第三七九節 兔子生來不吃肉(2 / 3)

落雪市沿江都是高標準的江堤。但是如果水位太高,長時間浸泡下,有些地方還是容易出現險情。比如管湧什麼的,就是在江堤內側。突然有水湧出地麵。這個時候如果不能早期發現,然後組織人用沙包填壓,就可能造成意想不到的後果。

這尋江堤的工作不複雜,但是需要很多人參與。大家排成一溜長隊。沿著江堤走。一邊走還要仔細檢查堤壩上的每塊土地。如果有草皮突然變濕,甚至地麵泥巴翻潮,都必須上報,請專家檢查。這個時候是千萬不能馬虎。一旦出了事故,如果江堤決口。那損失就不是能用錢衡量的。

德容公司當然也有抗洪的指標。但是一般情況下,這種事情都是公司請外人處理。畢竟公司一個蘿卜一個坑,沒有多餘的人做這種事情。今年市裏防汛抗旱辦公室又下來指標,德容必須排一個人參加抗洪工作。

這件事情應該是柳月兒處理。按照她的想法,當然是出錢找個人就可以。她可不舍得要張子文去巡堤。這巡堤的工作雖然不危險。但是頂著烈日在江邊走來走去,那是很累人的事。但是這次情敵當前。張子文這位當事人,也隻有吃苦受累了。

長江水利委員會位於江邊的一座規模不大的建築裏。雖然樓房不高,臨街的門麵也都出租作了商業門麵,但這可是正宗的省部級單位。作為統一安排調度利用長江水利資源的管理部門,整個流域內的電站、大壩、水閘,以及涉及到的南,水,北,調工程中的各種設計,安排,都歸它管。總之一句話,廟小和尚大。

如果是平時,地處小城的委員會門口,那是門可羅雀。但是每年防洪的時候,這裏可就熱鬧起來。

當張子文趕到委員會門口報到的時候,大門口已經排了老長的對。全市各個地區,按照行政部門和地區,劃分為各個大組。負責具體工作的水利專家,作為各個大組的副組長,從門口的人群裏挑選各自的人員,再分成一個一個小組,到指定的江堤上駐守。再以後的一段時間,這些人就是換人不換崗,除非警報解除,否則每個小組駐地,24小時都必須有人駐守。

這個時候,製度的優越性體現出來。各個區縣、部門都是領導帶隊,帶著裝備人員等在門口。專家在門口的喇叭裏喊著,

“區局,南岸300米。”

轟隆隆一輛車,立刻拖著人員熟門熟路的奔赴崗位,然後搭起臨時帳篷,擺起桌子板凳,打起紅旗,架起廣播,熱熱鬧鬧的開始工作。這時自然會有後勤負責的,在附近找個酒店建立大本營,人員的安排、調度,吃飯睡覺、拉屎放屁,都是有人管的。

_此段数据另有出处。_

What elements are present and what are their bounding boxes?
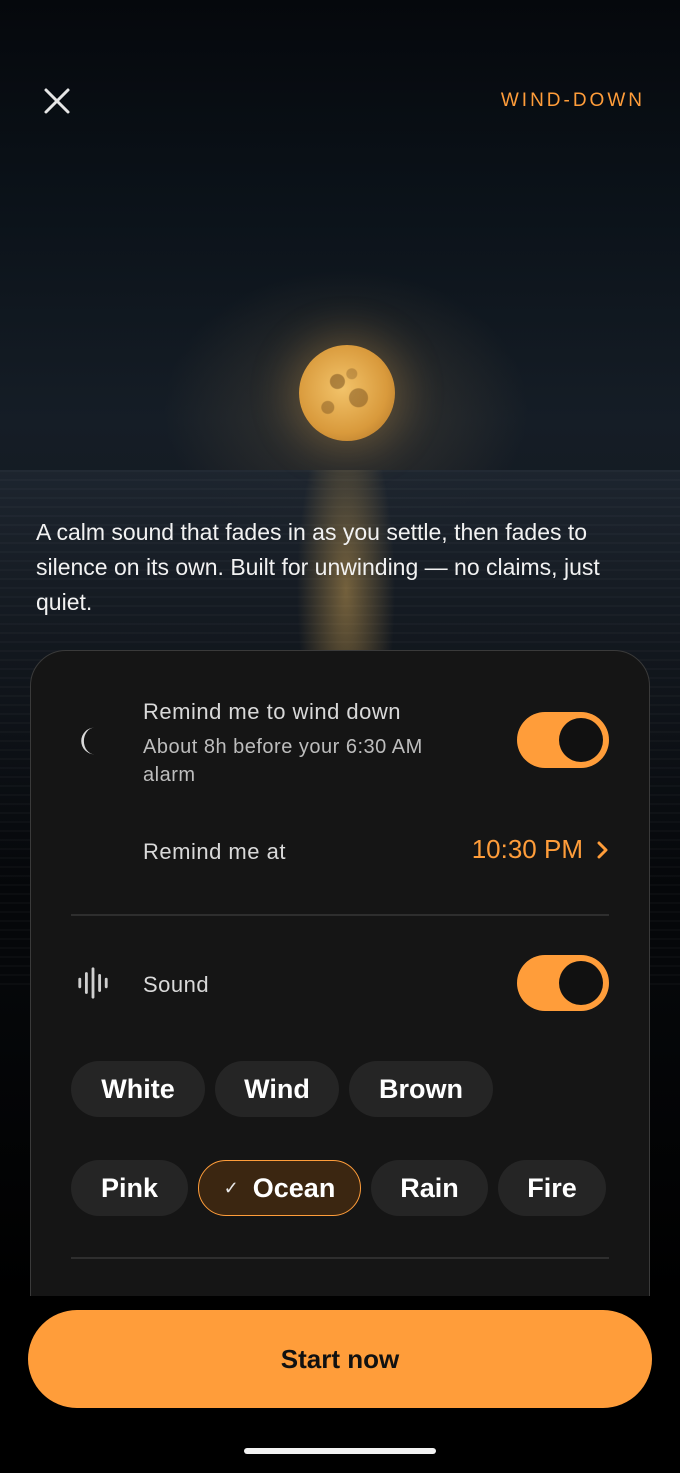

而那些臨時湊在一起的民營企業,私人公司派來的人員,就比較淒慘。

“等公司人員,北岸500米。”

偌大的江堤,不是每個人都能輕易找到位置的。等到了地方,鳥不拉屎的叫天天不應,叫地地不靈。你就端著碗快餐麵在那裏哭吧。

張子文混在一群人裏,四目一望,都是跟自己一樣在公司裏打工的人。雖然有不少公司都跟德容一樣,會花點錢請人來做事,但是更多的小企業是不願意出這個錢的,派個公司的閑人,給點補助來完成這個差事,比花錢請人要節省的多。

看看旁邊幾個有經驗的人,背著大包小包的,旅行帳篷、簡易睡袋的一應俱全,就拎著一個破書包,帶了兩件換洗衣服的張子文就跟個盲流似的,完全不知道要怎麼應付接下來的事情。

“公司,你們到北岸處。你們負責的長度為500米”

一位帶著眼鏡的小老頭。舉著大喇叭喊著。張子文左右的人哄了一聲,幾個曾經參加過抗洪的人,扛著自己的裝備當先走去。其他人亂哄哄的跟在後麵。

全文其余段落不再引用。